Saturday, 19 May 2012

  • Four years, in the blink of an eye

    Four years ago, I posted this on my blog -

    29 August 2008

    I don't, as a rule, blog about my son (otherwise known here as "he who I do not blog about").  But I think today I'm going to break that rule.  I'm leaving later this morning for Washington DC to drop him off at his college dorm.

    Mrs. Doah and I were married for ten years before we had a child.  The first couple of years, that was the plan.  The rest of the decade, well that's another story for another day, but, I do believe that things have a way of working out for the best.  We were, in many respects, fortunate to have a child later in life.  I know I was a better dad than I would have been when I was younger.  More fully engaged in his activities, not because dads are supposed to be, or because I had to be, but because it was what I wanted to be doing.  

    He's 18 now, and doing exactly what he's supposed to be doing.  He's growing, changing, expanding the boundaries of his universe.  He's creating the man he will become and the world that he will inhabit.  I guess you can tell I'm proud of him and I wouldn't want it any other way. 

    Still, I'll miss having him around.  I'll miss him borrowing the car keys and hitting me up for cash.  I'll miss him coming in at two in the morning.  I'll miss hearing him channel Frank Zappa.  I'll miss talking politics, music and books.

    I discovered recently that he had a page on goodreads.  He gave my books 4 stars (out of 5).  I wanted 5.  Then I looked at the books that had earned 5 stars.  My son, the classicist, the Latin scholar, had reserved 5 star ratings for Dickens and Shakespeare, for Ovid and Sophocles, Swift, Hemingway, Homer and Steinbeck. 

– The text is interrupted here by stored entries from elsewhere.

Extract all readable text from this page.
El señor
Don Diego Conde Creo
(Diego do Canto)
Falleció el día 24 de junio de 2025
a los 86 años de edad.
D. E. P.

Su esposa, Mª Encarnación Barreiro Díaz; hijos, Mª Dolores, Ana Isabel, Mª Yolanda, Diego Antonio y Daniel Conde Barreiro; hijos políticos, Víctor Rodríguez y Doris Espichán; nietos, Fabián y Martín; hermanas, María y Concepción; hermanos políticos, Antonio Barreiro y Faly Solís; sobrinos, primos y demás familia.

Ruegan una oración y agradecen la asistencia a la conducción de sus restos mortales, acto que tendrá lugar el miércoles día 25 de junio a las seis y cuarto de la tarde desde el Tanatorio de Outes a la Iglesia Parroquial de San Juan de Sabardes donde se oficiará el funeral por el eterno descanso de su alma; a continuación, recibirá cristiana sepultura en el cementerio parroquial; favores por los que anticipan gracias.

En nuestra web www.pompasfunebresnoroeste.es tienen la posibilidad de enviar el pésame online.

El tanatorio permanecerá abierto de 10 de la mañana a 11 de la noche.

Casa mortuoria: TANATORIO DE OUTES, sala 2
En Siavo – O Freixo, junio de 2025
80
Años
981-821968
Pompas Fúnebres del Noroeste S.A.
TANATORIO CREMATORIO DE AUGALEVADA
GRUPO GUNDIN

    So who am I to quibble with 4 stars?

    Somehow, four years have passed, in the blink of an eye and I find that I can't stop smiling.  I'm leaving later this morning for commencement.

Sunday, 13 May 2012

  • Are You There, McPhee?

    Are You There, McPhee?, a new play by John Guare (House of Blue Leaves, Six Degrees of Separation) is enjoying it's world premiere this week at Princeton's McCarter Theatre.  I had an opportunity to attend last night's performance.  It is funny and clever, well-written  and well-acted.  With references to Peter Benchley, Jorge Luis Borges, Alfred Hitchcock, Walt Disney and Roman Polanski, Are You There McPhee?  promises "A Nantucket house with a mysterious past.  A pair of abandoned children.  An 11 pound lobster."  And it delivers on that promise. 

    Every experience in a writer's life is fodder for his writing.  Or perhaps I have that backwards.  Perhaps it is only by writing it down that the writer experiences life at all.  "Edward Gowery is trapped and knows the only way to escape is to change his life - he just doesn't know how."   Are You There, McPhee? is a story about storytelling, a play about playwriting. 

    And it is very nearly a very good play.  As I said, funny and clever, well-written and well-acted.  And about a half-hour too long.  Are You There, McPhee? starts too slowly, takes too long to get to the heart of the story.  Even talented, world-famous playwrights need a good editor.  

    Are You There, McPhee? is an enjoyable evening at the theater.  But it could have been better.